I consider it a righteous duty to vote, but I have never protested in the streets, even when I’ve been angrily opposed to government decisions. I’ve never even written my congressman or woman until recently. These are occasions when the Audubon Society or Blue Voice (an organization devoted to protecting dolphins and whales) contacts me by email and they include a link to a form letter that I just have to sign my name to and click/send off into cyberspace where it then streams into the computer of an office of somebody in Washington. Guilt is the operating force for these small actions, not faith that my little email is going to change anything, unless it’s part of a tsunami of other emails.
Then SB 621 came up here in Oregon, and it was really important to my continuing livelihood. I spoke about the particulars of this bill in last week’s blog, and I was afraid, very afraid. In fact, unless it passed in both the House and Senate, I was seriously going to consider a different career, like winning the lottery or making thousands of dollars a month by working from home (just kidding: do not fall for those work from home schemes—transferring money from Nigerian banks would be a better bet).
So I emailed my elected peeps up there in the state capitol, and just hoped for the best, figuring they’ll just do what they want anyway, despite my email or those of the people I work with. Sometime during the campaign for the bill’s passage, I also helped make a small set that we took to the capitol for filmmaking’s industry day, too. But I did that because I was between shows anyway, so why not. Once again, no faith here in changing the world.
After a time, the bill died. Almost. While it was in its death throes the emails from our film office went out, again asking for our help in contacting our elected representatives. So we sent in emails again. And then… the bill revived and passed the House. Then it died again. Then we all wrote in again. I wrote about it in my blog last week at this stage of the bill’s existence: suffering and near death, about to breathe its last and only one man had the power to revive it.
I mentioned in my blog that where the bill died this time had been in a Senate revenue committee, and I complained at the time that this was not a transparent part of government. But guess what? I was completely wrong! With the help of your computer, you or I can listen in to every word of these government committees, just like an intelligent, highly opinionated fly on the wall.

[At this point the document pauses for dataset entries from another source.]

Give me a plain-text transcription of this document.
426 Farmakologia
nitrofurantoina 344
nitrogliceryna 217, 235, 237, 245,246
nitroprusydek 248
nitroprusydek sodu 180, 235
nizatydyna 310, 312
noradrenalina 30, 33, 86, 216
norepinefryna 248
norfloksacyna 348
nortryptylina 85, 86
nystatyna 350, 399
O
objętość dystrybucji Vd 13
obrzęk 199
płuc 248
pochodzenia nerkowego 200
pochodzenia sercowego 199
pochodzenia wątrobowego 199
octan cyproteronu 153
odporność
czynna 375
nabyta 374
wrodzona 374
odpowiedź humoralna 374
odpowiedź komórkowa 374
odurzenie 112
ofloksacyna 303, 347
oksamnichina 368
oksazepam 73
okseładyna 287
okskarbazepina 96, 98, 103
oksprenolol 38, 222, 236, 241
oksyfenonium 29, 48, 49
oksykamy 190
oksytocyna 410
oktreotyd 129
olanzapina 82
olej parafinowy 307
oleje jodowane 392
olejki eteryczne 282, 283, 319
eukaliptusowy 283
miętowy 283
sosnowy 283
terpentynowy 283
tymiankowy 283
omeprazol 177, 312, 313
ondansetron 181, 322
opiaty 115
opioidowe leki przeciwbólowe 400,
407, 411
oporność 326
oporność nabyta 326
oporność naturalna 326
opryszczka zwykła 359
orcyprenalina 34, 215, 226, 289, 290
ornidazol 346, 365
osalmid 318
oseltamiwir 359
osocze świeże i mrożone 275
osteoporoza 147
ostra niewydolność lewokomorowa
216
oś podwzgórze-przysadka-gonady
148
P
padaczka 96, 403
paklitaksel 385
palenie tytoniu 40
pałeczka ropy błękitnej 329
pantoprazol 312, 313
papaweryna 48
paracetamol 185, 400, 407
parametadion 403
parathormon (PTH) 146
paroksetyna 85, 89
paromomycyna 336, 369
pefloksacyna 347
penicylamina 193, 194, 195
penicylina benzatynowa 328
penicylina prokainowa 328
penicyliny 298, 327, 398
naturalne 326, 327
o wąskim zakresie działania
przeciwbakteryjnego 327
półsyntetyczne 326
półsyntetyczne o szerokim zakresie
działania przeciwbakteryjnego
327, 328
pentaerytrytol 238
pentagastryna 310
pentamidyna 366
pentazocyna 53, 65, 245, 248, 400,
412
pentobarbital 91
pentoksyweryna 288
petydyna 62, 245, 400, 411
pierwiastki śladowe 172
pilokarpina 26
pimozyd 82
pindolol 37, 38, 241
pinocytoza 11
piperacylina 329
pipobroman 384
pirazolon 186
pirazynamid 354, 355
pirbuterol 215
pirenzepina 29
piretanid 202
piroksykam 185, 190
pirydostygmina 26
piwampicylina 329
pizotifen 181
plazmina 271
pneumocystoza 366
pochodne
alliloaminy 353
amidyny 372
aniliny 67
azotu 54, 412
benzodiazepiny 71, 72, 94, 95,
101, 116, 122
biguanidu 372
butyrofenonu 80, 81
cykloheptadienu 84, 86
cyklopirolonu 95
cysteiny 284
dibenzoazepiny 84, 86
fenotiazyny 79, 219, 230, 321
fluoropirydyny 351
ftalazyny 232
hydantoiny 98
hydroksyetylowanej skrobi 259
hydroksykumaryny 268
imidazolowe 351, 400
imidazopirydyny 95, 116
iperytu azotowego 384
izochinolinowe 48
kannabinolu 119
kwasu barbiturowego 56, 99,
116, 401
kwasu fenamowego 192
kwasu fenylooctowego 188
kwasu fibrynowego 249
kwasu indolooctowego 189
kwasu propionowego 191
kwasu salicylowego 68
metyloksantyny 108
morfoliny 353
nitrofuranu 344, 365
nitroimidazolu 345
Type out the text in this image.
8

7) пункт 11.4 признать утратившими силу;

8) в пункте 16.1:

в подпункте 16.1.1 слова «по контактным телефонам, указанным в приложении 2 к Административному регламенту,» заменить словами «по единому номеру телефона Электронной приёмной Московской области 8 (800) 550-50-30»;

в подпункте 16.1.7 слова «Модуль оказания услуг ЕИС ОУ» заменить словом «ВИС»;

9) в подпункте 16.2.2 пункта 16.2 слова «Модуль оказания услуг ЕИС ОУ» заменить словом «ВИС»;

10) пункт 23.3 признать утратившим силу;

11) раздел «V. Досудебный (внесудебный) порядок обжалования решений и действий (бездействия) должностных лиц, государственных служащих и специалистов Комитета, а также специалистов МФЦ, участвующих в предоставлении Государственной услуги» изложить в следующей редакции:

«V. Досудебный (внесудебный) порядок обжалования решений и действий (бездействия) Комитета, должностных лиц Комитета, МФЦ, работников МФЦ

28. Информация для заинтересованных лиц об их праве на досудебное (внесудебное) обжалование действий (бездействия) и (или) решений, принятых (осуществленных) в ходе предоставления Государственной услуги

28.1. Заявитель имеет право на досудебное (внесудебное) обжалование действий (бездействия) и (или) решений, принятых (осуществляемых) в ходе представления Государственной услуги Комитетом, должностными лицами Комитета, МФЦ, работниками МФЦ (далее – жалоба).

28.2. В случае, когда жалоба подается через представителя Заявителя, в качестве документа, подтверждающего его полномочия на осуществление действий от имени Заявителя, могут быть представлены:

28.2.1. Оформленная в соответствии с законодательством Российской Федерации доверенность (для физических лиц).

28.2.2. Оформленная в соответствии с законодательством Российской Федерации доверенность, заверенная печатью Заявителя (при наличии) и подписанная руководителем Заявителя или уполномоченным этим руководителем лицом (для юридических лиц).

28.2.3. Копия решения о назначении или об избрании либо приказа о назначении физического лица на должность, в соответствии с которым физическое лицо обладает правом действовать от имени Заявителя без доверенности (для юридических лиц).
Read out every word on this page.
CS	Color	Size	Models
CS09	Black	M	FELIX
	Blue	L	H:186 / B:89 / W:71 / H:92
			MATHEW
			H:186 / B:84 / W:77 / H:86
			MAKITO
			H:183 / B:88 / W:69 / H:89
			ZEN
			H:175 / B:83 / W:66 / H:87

Yes! Technology is so very useful in ways I had never considered. I’m so self-involved that I never knew this until it came down to being all about me (as usual). So, I went to my Oregon state government website at the time of the next revenue committee discussion of the bill, simply clicked on a couple of links, and there I was, listening to the rebirth of the bill by unanimous vote after some pertinent arguments in its favor were made.
Now… it’s alive!! It has passed both Houses and will be operational within a few weeks. Now we will have twelve months’ worth of incentive money instead of six, which means twelve months a year of film work for those of us in the Business instead of six. Which means that now I might make enough money to pay off my credit cards, freeing me from my ongoing personal bail-out (through their usurious interest rates) of several faceless, frighteningly monolithic credit institutions.
Also, now I can tell those Nigerian bankers to get lost.








Congratulations! Way to make it work.